Belfast Telegraph

Saturday 30 August 2014

Autumn statement will tell us how miserable winter will be

By the end of today, we will know just how badly off we all are. And what, if anything, the Government is going to do to ease the pain.

It's the day that George Osborne takes centre-stage with his one-date-only parliamentary show - the autumn statement.

The supporting act comes courtesy of gloomy economic forecasts from the Office for Budget Responsibility. Smoke, mirrors, rabbits and hats will all feature.

The stakes could not be much higher - record youth unemployment, spending cuts accused of choking off the recovery - and on the eve of the biggest strike since 1979.

Recent figures show that whatever the MP for wealthy Tatton in Cheshire announces today will be felt hard across the Irish Sea.

One in five young people in Northern Ireland is out of work and, although public spending per head is still higher than anywhere else in the UK, wages are lower than everywhere else - at £18,494, fully 50% below the London average.

The cupboard might be bare, but that won't stop Mr Osborne from grasping for a headline-grabbing stunt. Scrapping the 3p rise in fuel duty scheduled for January will be music to the ears of motorists in Northern Ireland, where prices at the pump outstrip the rest of the UK.

It will cost £1.3bn, which could be found by squeezing tax credits, or benefits. Both would lead to howls of criticism from Labour and the SDLP, who want to see welfare payments untouched.

Today we should also find out where Mr Osborne found the £1bn which Nick Clegg conjured up to pay for subsidised jobs for unemployed young people.

Northern Ireland should get its share. Although employment matters are devolved to Stormont, under the UK's complex funding formula, the province will be given cash to make up for the extra investment in England.

The DUP is unlikely to get its wish of a reversal of cuts to the Winter Fuel Allowance.
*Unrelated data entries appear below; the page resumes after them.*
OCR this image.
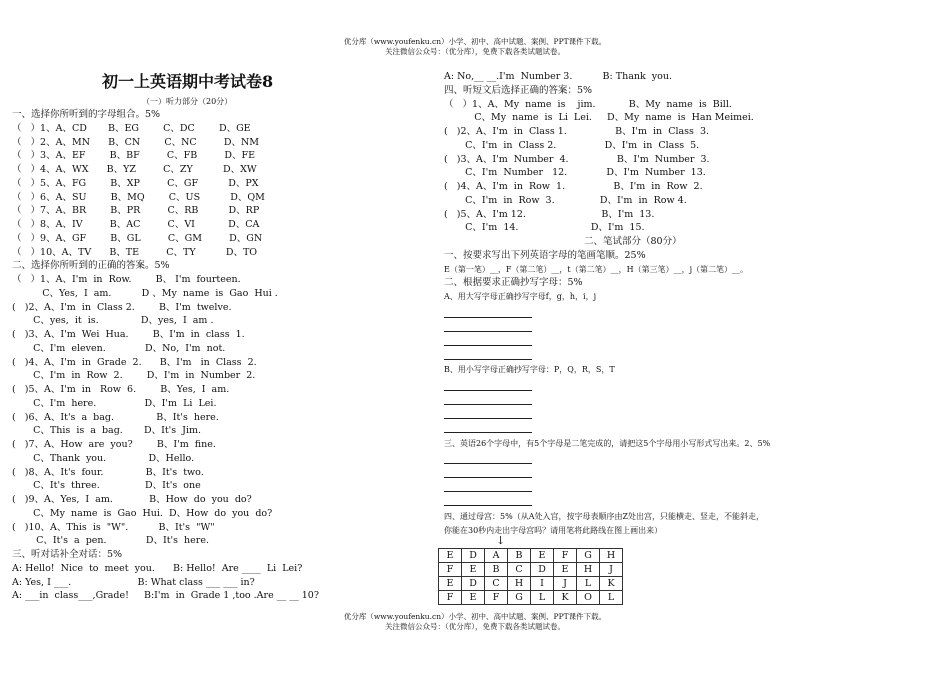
优分库（www.youfenku.cn）小学、初中、高中试题、案例、PPT课件下载。
关注微信公众号：（优分库），免费下载各类试题试卷。
初一上英语期中考试卷8
（一）听力部分（20分）
一、选择你所听到的字母组合。5%
（   ）1、A、CD       B、EG        C、DC        D、GE
（   ）2、A、MN      B、CN        C、NC         D、NM
（   ）3、A、EF        B、BF         C、FB         D、FE
（   ）4、A、WX      B、YZ         C、ZY          D、XW
（   ）5、A、FG        B、XP         C、GF          D、PX
（   ）6、A、SU        B、MQ        C、US          D、QM
（   ）7、A、BR        B、PR         C、RB          D、RP
（   ）8、A、IV         B、AC         C、VI           D、CA
（   ）9、A、GF        B、GL         C、GM         D、GN
（   ）10、A、TV      B、TE         C、TY          D、TO
二、选择你所听到的正确的答案。5%
（   ）1、A、I'm  in  Row.        B、 I'm  fourteen.
C、Yes,  I  am.          D 、My  name  is  Gao  Hui .
(   )2、A、I'm  in  Class 2.        B、I'm  twelve.
C、yes,  it  is.              D、yes,  I  am .
(   )3、A、I'm  Wei  Hua.        B、I'm  in  class  1.
C、I'm  eleven.             D、No,  I'm  not.
(   )4、A、I'm  in  Grade  2.      B、I'm   in  Class  2.
C、I'm  in  Row  2.        D、I'm  in  Number  2.
(   )5、A、I'm  in   Row  6.        B、Yes,  I  am.
C、I'm  here.                D、I'm  Li  Lei.
(   )6、A、It's  a  bag.              B、It's  here.
C、This  is  a  bag.       D、It's  Jim.
(   )7、A、How  are  you?        B、I'm  fine.
C、Thank  you.              D、Hello.
(   )8、A、It's  four.              B、It's  two.
C、It's  three.               D、It's  one
(   )9、A、Yes,  I  am.            B、How  do  you  do?
C、My  name  is  Gao  Hui.  D、How  do  you  do?
(   )10、A、This  is  "W".          B、It's  "W"
C、It's  a  pen.             D、It's  here.
三、听对话补全对话：5%
A: Hello!  Nice  to  meet  you.      B: Hello!  Are ____  Li  Lei?
A: Yes, I ___.                      B: What class ___ ___ in?
A: ___in  class___,Grade!     B:I'm  in  Grade 1 ,too .Are __ __ 10?
A: No,__ __.I'm  Number 3.          B: Thank  you.
四、听短文后选择正确的答案：5%
（   ）1、A、My  name  is    jim.           B、My  name  is  Bill.
C、My  name  is  Li  Lei.     D、My  name  is  Han Meimei.
(   )2、A、I'm  in  Class 1.                B、I'm  in  Class  3.
C、I'm  in  Class 2.                D、I'm  in  Class  5.
(   )3、A、I'm  Number  4.                B、I'm  Number  3.
C、I'm  Number   12.             D、I'm  Number  13.
(   )4、A、I'm  in  Row  1.                B、I'm  in  Row  2.
C、I'm  in  Row  3.               D、I'm  in  Row 4.
(   )5、A、I'm 12.                         B、I'm  13.
C、I'm  14.                        D、I'm  15.
二、笔试部分（80分）
一、按要求写出下列英语字母的笔画笔顺。25%
E（第一笔）__，F（第二笔）__，t（第二笔）__，H（第三笔）__，j（第二笔）__。
二、根据要求正确抄写字母：5%
A、用大写字母正确抄写字母f，g，h，i，j
B、用小写字母正确抄写字母：P，Q，R，S，T
三、英语26个字母中，有5个字母是二笔完成的，请把这5个字母用小写形式写出来。2、5%
四、通过母宫：5%（从A处入宫，按字母表顺序由Z处出宫，只能横走、竖走，不能斜走，
你能在30秒内走出字母宫吗？请用笔将此路线在图上画出来）
↓
E	D	A	B	E	F	G	H
F	E	B	C	D	E	H	J
E	D	C	H	I	J	L	K
F	E	F	G	L	K	O	L
优分库（www.youfenku.cn）小学、初中、高中试题、案例、PPT课件下载。
关注微信公众号：（优分库），免费下载各类试题试卷。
But Mr Osborne will need to address soaring energy costs - a pertinent point in Northern Ireland, with its reliance on home heating oil.
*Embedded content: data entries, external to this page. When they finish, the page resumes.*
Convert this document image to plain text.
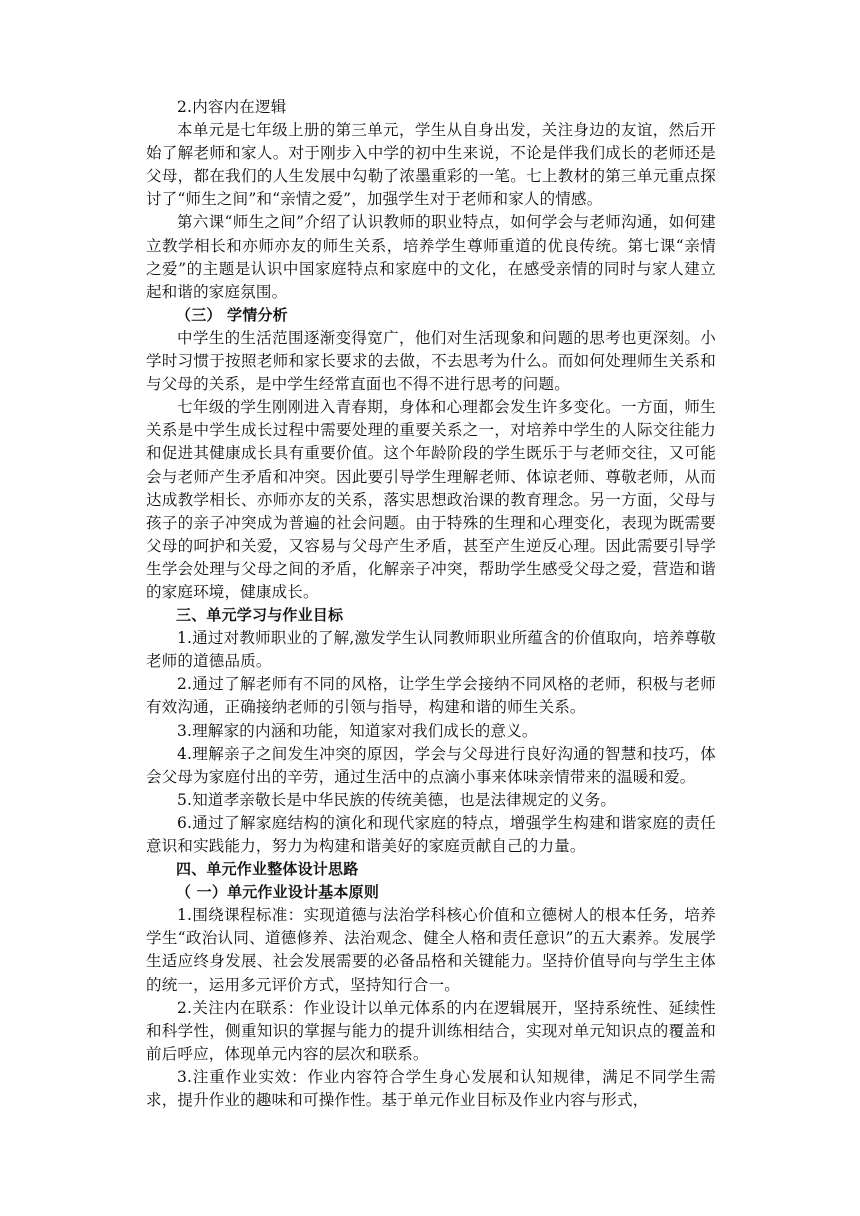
2.内容内在逻辑

本单元是七年级上册的第三单元，学生从自身出发，关注身边的友谊，然后开始了解老师和家人。对于刚步入中学的初中生来说，不论是伴我们成长的老师还是父母，都在我们的人生发展中勾勒了浓墨重彩的一笔。七上教材的第三单元重点探讨了“师生之间”和“亲情之爱”，加强学生对于老师和家人的情感。

第六课“师生之间”介绍了认识教师的职业特点，如何学会与老师沟通，如何建立教学相长和亦师亦友的师生关系，培养学生尊师重道的优良传统。第七课“亲情之爱”的主题是认识中国家庭特点和家庭中的文化，在感受亲情的同时与家人建立起和谐的家庭氛围。

（三） 学情分析

中学生的生活范围逐渐变得宽广，他们对生活现象和问题的思考也更深刻。小学时习惯于按照老师和家长要求的去做，不去思考为什么。而如何处理师生关系和与父母的关系，是中学生经常直面也不得不进行思考的问题。

七年级的学生刚刚进入青春期，身体和心理都会发生许多变化。一方面，师生关系是中学生成长过程中需要处理的重要关系之一，对培养中学生的人际交往能力和促进其健康成长具有重要价值。这个年龄阶段的学生既乐于与老师交往，又可能会与老师产生矛盾和冲突。因此要引导学生理解老师、体谅老师、尊敬老师，从而达成教学相长、亦师亦友的关系，落实思想政治课的教育理念。另一方面，父母与孩子的亲子冲突成为普遍的社会问题。由于特殊的生理和心理变化，表现为既需要父母的呵护和关爱，又容易与父母产生矛盾，甚至产生逆反心理。因此需要引导学生学会处理与父母之间的矛盾，化解亲子冲突，帮助学生感受父母之爱，营造和谐的家庭环境，健康成长。

三、单元学习与作业目标

1.通过对教师职业的了解,激发学生认同教师职业所蕴含的价值取向，培养尊敬老师的道德品质。

2.通过了解老师有不同的风格，让学生学会接纳不同风格的老师，积极与老师有效沟通，正确接纳老师的引领与指导，构建和谐的师生关系。

3.理解家的内涵和功能，知道家对我们成长的意义。

4.理解亲子之间发生冲突的原因，学会与父母进行良好沟通的智慧和技巧，体会父母为家庭付出的辛劳，通过生活中的点滴小事来体味亲情带来的温暖和爱。

5.知道孝亲敬长是中华民族的传统美德，也是法律规定的义务。

6.通过了解家庭结构的演化和现代家庭的特点，增强学生构建和谐家庭的责任意识和实践能力，努力为构建和谐美好的家庭贡献自己的力量。

四、单元作业整体设计思路

（ 一）单元作业设计基本原则

1.围绕课程标准：实现道德与法治学科核心价值和立德树人的根本任务，培养学生“政治认同、道德修养、法治观念、健全人格和责任意识”的五大素养。发展学生适应终身发展、社会发展需要的必备品格和关键能力。坚持价值导向与学生主体的统一，运用多元评价方式，坚持知行合一。

2.关注内在联系：作业设计以单元体系的内在逻辑展开，坚持系统性、延续性和科学性，侧重知识的掌握与能力的提升训练相结合，实现对单元知识点的覆盖和前后呼应，体现单元内容的层次和联系。

3.注重作业实效：作业内容符合学生身心发展和认知规律，满足不同学生需求，提升作业的趣味和可操作性。基于单元作业目标及作业内容与形式，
We're unlikely to hear anything about the devolution of Northern Ireland's corporation tax rate - the Government has still not responded to the consultation that ended in September and the new working group unveiled almost two months ago has yet to meet.

Some £40bn has been found to underwrite loans to small businesses and we'll hear more about a string of infrastructure projects that will get a shot in the arm.

But we do know that it will be a grim day for taxpayers.